Walmart employees who choose the travel option will save money. They get whatever procedure the “better” doctors perform at a reduced co-pay or deductible amount. Walmart pays the doctor at a negotiated discount rate. Everyone is happy.
So what happens with the necessary local follow-up care where the Walmart patient lives? It is one thing to travel hundreds of miles to have back surgery performed by the annointed surgeon but the “lower” quality local doctor or hospital is expected to provide that follow-up care. Good enough to do the follow-up but not good enough to do the procedure. What’s with that?
The evidence for the success of such programs is anecdotal. According to the Wall Street Journal, Walmart, Lowe’s and McKesson Corp (which is a vendor of expensive goods and services to healthcare providers) “saved” $19.4 million for spine surgery provided to their employees under the programs. Just how they “saved’ and the basis of comparison is hazy and the total amount is not even a rounding error for these huge companies.
It seems to me that tangled in all this may be an absence of a degree of fiduciary responsibility when your employer selects a doctor and steers you to that doctor. If you have a financial advisor who is a fiduciary you know that he or she does not financially benefit from whatever specific investment they recommend. Their only interest is do what is best for their clients.
That is not the case with what Walmart and other large employers are doing. Their first imperative is to save money.
An interesting question: Suppose under this scheme, quality improves but costs increase? Would these companies be as interested? I think I know the answer.

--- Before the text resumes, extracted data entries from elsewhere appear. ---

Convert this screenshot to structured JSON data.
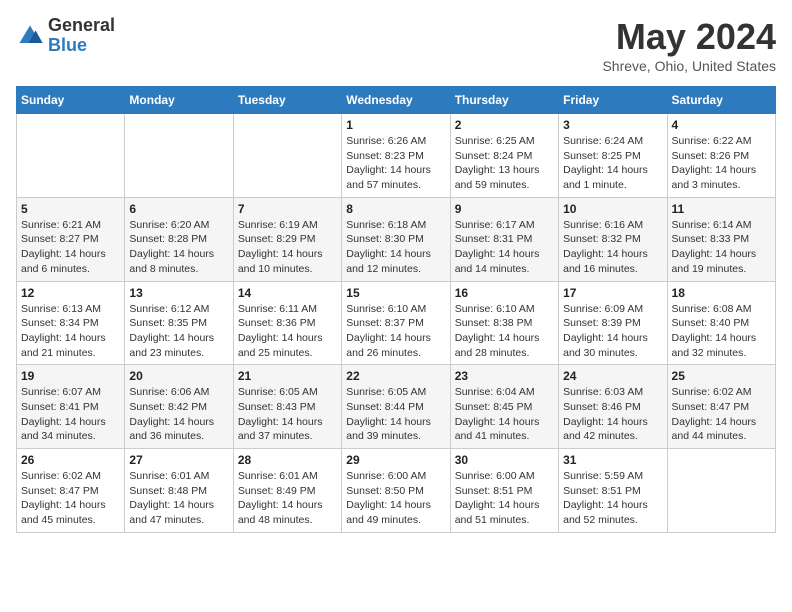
{
  "header": {
    "logo_general": "General",
    "logo_blue": "Blue",
    "title": "May 2024",
    "location": "Shreve, Ohio, United States"
  },
  "weekdays": [
    "Sunday",
    "Monday",
    "Tuesday",
    "Wednesday",
    "Thursday",
    "Friday",
    "Saturday"
  ],
  "weeks": [
    [
      {
        "day": "",
        "sunrise": "",
        "sunset": "",
        "daylight": ""
      },
      {
        "day": "",
        "sunrise": "",
        "sunset": "",
        "daylight": ""
      },
      {
        "day": "",
        "sunrise": "",
        "sunset": "",
        "daylight": ""
      },
      {
        "day": "1",
        "sunrise": "Sunrise: 6:26 AM",
        "sunset": "Sunset: 8:23 PM",
        "daylight": "Daylight: 14 hours and 57 minutes."
      },
      {
        "day": "2",
        "sunrise": "Sunrise: 6:25 AM",
        "sunset": "Sunset: 8:24 PM",
        "daylight": "Daylight: 13 hours and 59 minutes."
      },
      {
        "day": "3",
        "sunrise": "Sunrise: 6:24 AM",
        "sunset": "Sunset: 8:25 PM",
        "daylight": "Daylight: 14 hours and 1 minute."
      },
      {
        "day": "4",
        "sunrise": "Sunrise: 6:22 AM",
        "sunset": "Sunset: 8:26 PM",
        "daylight": "Daylight: 14 hours and 3 minutes."
      }
    ],
    [
      {
        "day": "5",
        "sunrise": "Sunrise: 6:21 AM",
        "sunset": "Sunset: 8:27 PM",
        "daylight": "Daylight: 14 hours and 6 minutes."
      },
      {
        "day": "6",
        "sunrise": "Sunrise: 6:20 AM",
        "sunset": "Sunset: 8:28 PM",
        "daylight": "Daylight: 14 hours and 8 minutes."
      },
      {
        "day": "7",
        "sunrise": "Sunrise: 6:19 AM",
        "sunset": "Sunset: 8:29 PM",
        "daylight": "Daylight: 14 hours and 10 minutes."
      },
      {
        "day": "8",
        "sunrise": "Sunrise: 6:18 AM",
        "sunset": "Sunset: 8:30 PM",
        "daylight": "Daylight: 14 hours and 12 minutes."
      },
      {
        "day": "9",
        "sunrise": "Sunrise: 6:17 AM",
        "sunset": "Sunset: 8:31 PM",
        "daylight": "Daylight: 14 hours and 14 minutes."
      },
      {
        "day": "10",
        "sunrise": "Sunrise: 6:16 AM",
        "sunset": "Sunset: 8:32 PM",
        "daylight": "Daylight: 14 hours and 16 minutes."
      },
      {
        "day": "11",
        "sunrise": "Sunrise: 6:14 AM",
        "sunset": "Sunset: 8:33 PM",
        "daylight": "Daylight: 14 hours and 19 minutes."
      }
    ],
    [
      {
        "day": "12",
        "sunrise": "Sunrise: 6:13 AM",
        "sunset": "Sunset: 8:34 PM",
        "daylight": "Daylight: 14 hours and 21 minutes."
      },
      {
        "day": "13",
        "sunrise": "Sunrise: 6:12 AM",
        "sunset": "Sunset: 8:35 PM",
        "daylight": "Daylight: 14 hours and 23 minutes."
      },
      {
        "day": "14",
        "sunrise": "Sunrise: 6:11 AM",
        "sunset": "Sunset: 8:36 PM",
        "daylight": "Daylight: 14 hours and 25 minutes."
      },
      {
        "day": "15",
        "sunrise": "Sunrise: 6:10 AM",
        "sunset": "Sunset: 8:37 PM",
        "daylight": "Daylight: 14 hours and 26 minutes."
      },
      {
        "day": "16",
        "sunrise": "Sunrise: 6:10 AM",
        "sunset": "Sunset: 8:38 PM",
        "daylight": "Daylight: 14 hours and 28 minutes."
      },
      {
        "day": "17",
        "sunrise": "Sunrise: 6:09 AM",
        "sunset": "Sunset: 8:39 PM",
        "daylight": "Daylight: 14 hours and 30 minutes."
      },
      {
        "day": "18",
        "sunrise": "Sunrise: 6:08 AM",
        "sunset": "Sunset: 8:40 PM",
        "daylight": "Daylight: 14 hours and 32 minutes."
      }
    ],
    [
      {
        "day": "19",
        "sunrise": "Sunrise: 6:07 AM",
        "sunset": "Sunset: 8:41 PM",
        "daylight": "Daylight: 14 hours and 34 minutes."
      },
      {
        "day": "20",
        "sunrise": "Sunrise: 6:06 AM",
        "sunset": "Sunset: 8:42 PM",
        "daylight": "Daylight: 14 hours and 36 minutes."
      },
      {
        "day": "21",
        "sunrise": "Sunrise: 6:05 AM",
        "sunset": "Sunset: 8:43 PM",
        "daylight": "Daylight: 14 hours and 37 minutes."
      },
      {
        "day": "22",
        "sunrise": "Sunrise: 6:05 AM",
        "sunset": "Sunset: 8:44 PM",
        "daylight": "Daylight: 14 hours and 39 minutes."
      },
      {
        "day": "23",
        "sunrise": "Sunrise: 6:04 AM",
        "sunset": "Sunset: 8:45 PM",
        "daylight": "Daylight: 14 hours and 41 minutes."
      },
      {
        "day": "24",
        "sunrise": "Sunrise: 6:03 AM",
        "sunset": "Sunset: 8:46 PM",
        "daylight": "Daylight: 14 hours and 42 minutes."
      },
      {
        "day": "25",
        "sunrise": "Sunrise: 6:02 AM",
        "sunset": "Sunset: 8:47 PM",
        "daylight": "Daylight: 14 hours and 44 minutes."
      }
    ],
    [
      {
        "day": "26",
        "sunrise": "Sunrise: 6:02 AM",
        "sunset": "Sunset: 8:47 PM",
        "daylight": "Daylight: 14 hours and 45 minutes."
      },
      {
        "day": "27",
        "sunrise": "Sunrise: 6:01 AM",
        "sunset": "Sunset: 8:48 PM",
        "daylight": "Daylight: 14 hours and 47 minutes."
      },
      {
        "day": "28",
        "sunrise": "Sunrise: 6:01 AM",
        "sunset": "Sunset: 8:49 PM",
        "daylight": "Daylight: 14 hours and 48 minutes."
      },
      {
        "day": "29",
        "sunrise": "Sunrise: 6:00 AM",
        "sunset": "Sunset: 8:50 PM",
        "daylight": "Daylight: 14 hours and 49 minutes."
      },
      {
        "day": "30",
        "sunrise": "Sunrise: 6:00 AM",
        "sunset": "Sunset: 8:51 PM",
        "daylight": "Daylight: 14 hours and 51 minutes."
      },
      {
        "day": "31",
        "sunrise": "Sunrise: 5:59 AM",
        "sunset": "Sunset: 8:51 PM",
        "daylight": "Daylight: 14 hours and 52 minutes."
      },
      {
        "day": "",
        "sunrise": "",
        "sunset": "",
        "daylight": ""
      }
    ]
  ]
}
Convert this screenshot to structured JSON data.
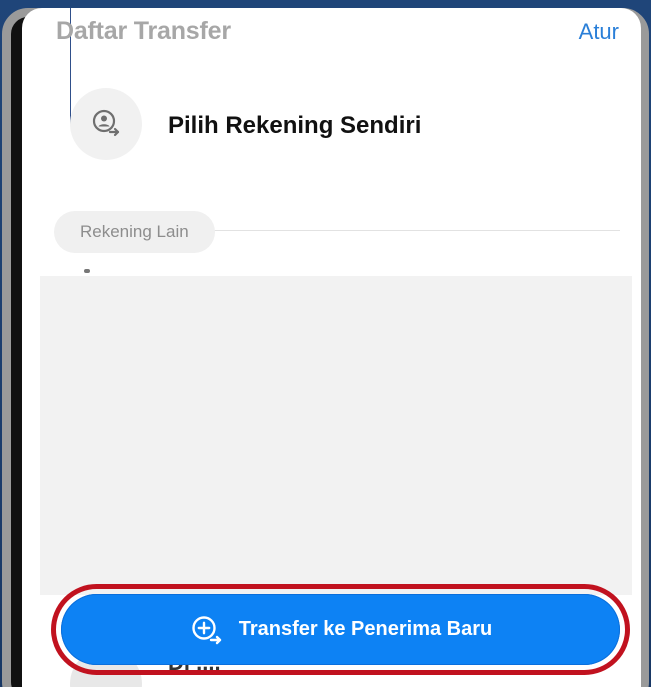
{
  "header": {
    "title": "Daftar Transfer",
    "action_label": "Atur"
  },
  "self_account": {
    "label": "Pilih Rekening Sendiri",
    "icon": "person-transfer-icon"
  },
  "section": {
    "label": "Rekening Lain"
  },
  "partial_row": {
    "label": "Di ...."
  },
  "cta": {
    "label": "Transfer ke Penerima Baru",
    "icon": "add-transfer-icon"
  },
  "colors": {
    "accent_blue": "#0d82f4",
    "link_blue": "#2a7fd8",
    "outline_red": "#c1121f"
  }
}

While high quality is not always more expensive, there are many instances where high quality does mean higher expense. It depends on the definition of quality being used. As in most of life, you get what you pay for.
There is another time proven way to make sure that a medical course of action is the best–get a second opinion independent of your employer or health plan.. At NorthBay Healthcare, we became part of the Mayo Clinic Care Network and that allowed our doctors and patients to seek a second opinion from the preeminent medical group in the world. There is no cost to the patient for these second opinions. That is a better option, free of self-serving conflicts.
Over the years I have grown leery of grand schemes to save money developed under the guise of quality. I know that is not politically correct. It is absolutely backward thinking, sufficient to get me booted out of the council of wise people in healthcare. That’s fine with me since I am on the beach and now know that the wise people in healthcare are not as wise as they think they are.
Call me a cynic but I still believe in The Rule:
When a company or the government says it is about quality and saving money, it is about saving money.
Always keep The Rule in mind when organizations with built-in conflicts of interest want to make healthcare decisions for you.